Of course we want to see bands push the boundaries with their music. We love bands inventing whole new genres, pushing unlikely ones together or bringing their art to the next level, and even when a band takes a big swing and misses, we still give them kudos for trying. We don’t want to see this from every band, though. For some, the biggest strength is consistency. If Amon Amarth ever made an album that wasn’t about Vikings, I think my world would turn upside down. Similarly, Municipal Waste should never try to do anything other than Municipal Waste things, and fortunately, on Electrified Brain, they don’t.
“We’re not writing any love ballads to sell records,” says frontman and mainstay Tony Foresta. Since 2001, Municipal Waste have been holding down the fort of the kind of nasty, grimy, sleazy crossover thrash that seamlessly blends the aesthetics and attitude of hardcore punk with the tight riffs of thrash metal. It’s not the most complicated style of music, but when you don’t do it right, it just sounds like a mess. When you do it right, it sounds like a glorious mess, and that glorious mess have put the Richmond, VA, quintet on the map with landmark releases like The Art of Partying and Hazardous Mutation. Even 2017’s Slime and Punishment managed to tickle me, which just goes to show the level of consistency out of these guys. Electrified Brain is another step in the same (and right) direction, although this time around the band did put more time and thought into their compositions. Work on Electrified Brain actually began before the pandemic started, but when things shut down the band found themselves with more time to think through the songs, resulting in what they affirm is the hardest they have ever worked on a record. “[The pandemic] allowed us to focus on putting together structured songs,” says guitarist Ryan Waste. “We wanted to diversify some of the tempos and bring in some new dynamics that we hadn’t ventured into before.”

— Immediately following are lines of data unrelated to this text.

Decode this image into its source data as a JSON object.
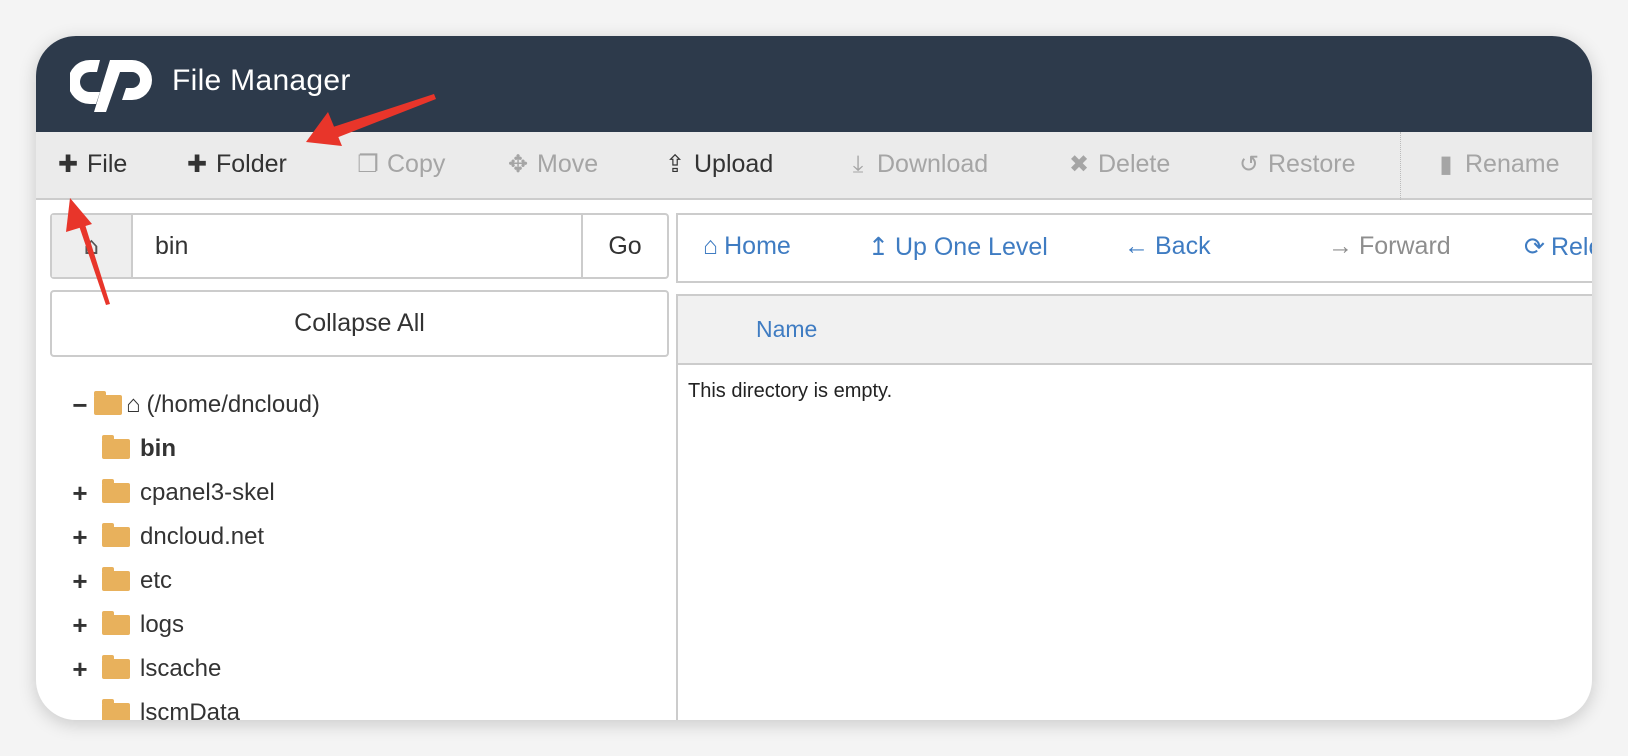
{
  "header": {
    "title": "File Manager",
    "logo_text": "cP",
    "bg": "#2d3a4b"
  },
  "toolbar": {
    "items": [
      {
        "label": "File",
        "icon": "plus-icon",
        "enabled": true
      },
      {
        "label": "Folder",
        "icon": "plus-icon",
        "enabled": true
      },
      {
        "label": "Copy",
        "icon": "copy-icon",
        "enabled": false
      },
      {
        "label": "Move",
        "icon": "move-icon",
        "enabled": false
      },
      {
        "label": "Upload",
        "icon": "upload-icon",
        "enabled": true
      },
      {
        "label": "Download",
        "icon": "download-icon",
        "enabled": false
      },
      {
        "label": "Delete",
        "icon": "delete-icon",
        "enabled": false
      },
      {
        "label": "Restore",
        "icon": "restore-icon",
        "enabled": false
      },
      {
        "label": "Rename",
        "icon": "file-icon",
        "enabled": false
      }
    ]
  },
  "path": {
    "value": "bin",
    "go_label": "Go"
  },
  "collapse_label": "Collapse All",
  "tree": {
    "root": "(/home/dncloud)",
    "items": [
      {
        "name": "bin",
        "expandable": false,
        "selected": true
      },
      {
        "name": "cpanel3-skel",
        "expandable": true
      },
      {
        "name": "dncloud.net",
        "expandable": true
      },
      {
        "name": "etc",
        "expandable": true
      },
      {
        "name": "logs",
        "expandable": true
      },
      {
        "name": "lscache",
        "expandable": true
      },
      {
        "name": "lscmData",
        "expandable": false
      }
    ]
  },
  "nav": {
    "home": "Home",
    "up": "Up One Level",
    "back": "Back",
    "forward": "Forward",
    "reload": "Reloa"
  },
  "table": {
    "column": "Name",
    "empty_message": "This directory is empty."
  },
  "colors": {
    "accent": "#3f7cc2",
    "folder": "#e8b15c",
    "annotation_arrow": "#e8352a"
  }
}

Electrified Brain is…something of a concept album, I guess. Lyrically, it loosely follows the story of the band’s signature character The Deathripper, but, like, how are you going to argue that songs with titles like “Ten Cent Beer Night” and “Blood Vessel/Boat Jail” (with a rousing chorus of “LOCKED UP IN BOAT JAIL”) are about anything other than partying, getting drunk, drinking beer, having a party and partying more. But do I care? No goddamn way. The riffs are too good. They’ve always been too good, and this time around they are just as razor sharp and old-school heavy as ever. The lead guitar work hearkens back to classic 80’s thrash, perfectly straddling the line between shred and cacophonous noise. The gang vocals are righteous and anthemic. Every single song is mosh pit worthy; every single song induces hospital-grade whiplash from all the headbanging. This album passes the all-important speedometer test for me, but most importantly, this is one hundred percent good time summer vibes. This is an album you want to put on to have a good time to, and you will. I can’t stop grinning listening to these goofy songs.

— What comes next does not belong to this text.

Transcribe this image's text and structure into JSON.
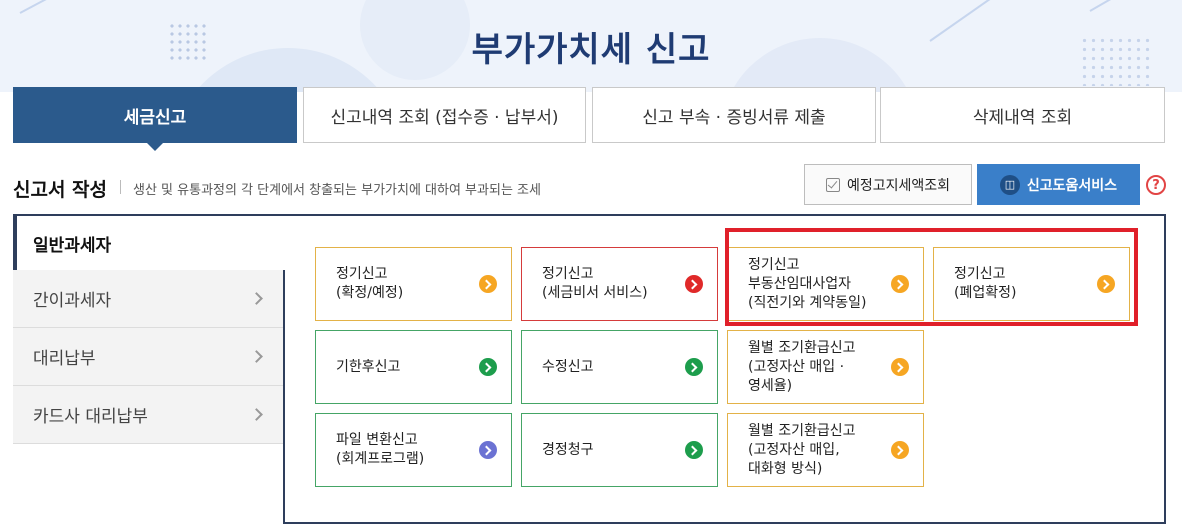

Municipal Waste is as Municipal Waste does. Not only have they been solidly putting out killer thrash and positive vibes, they’ve also been expanding their DIY, alternative aesthetic with the release of signature guitar models, opening vegan restaurants in their hometown and, most on brand, collaborating with Three Floyds Brewing on yet another brew. Clearly, there is no stopping Municipal Waste on their path to world domination, and why would we want to? All we can do is puke, rally and join them.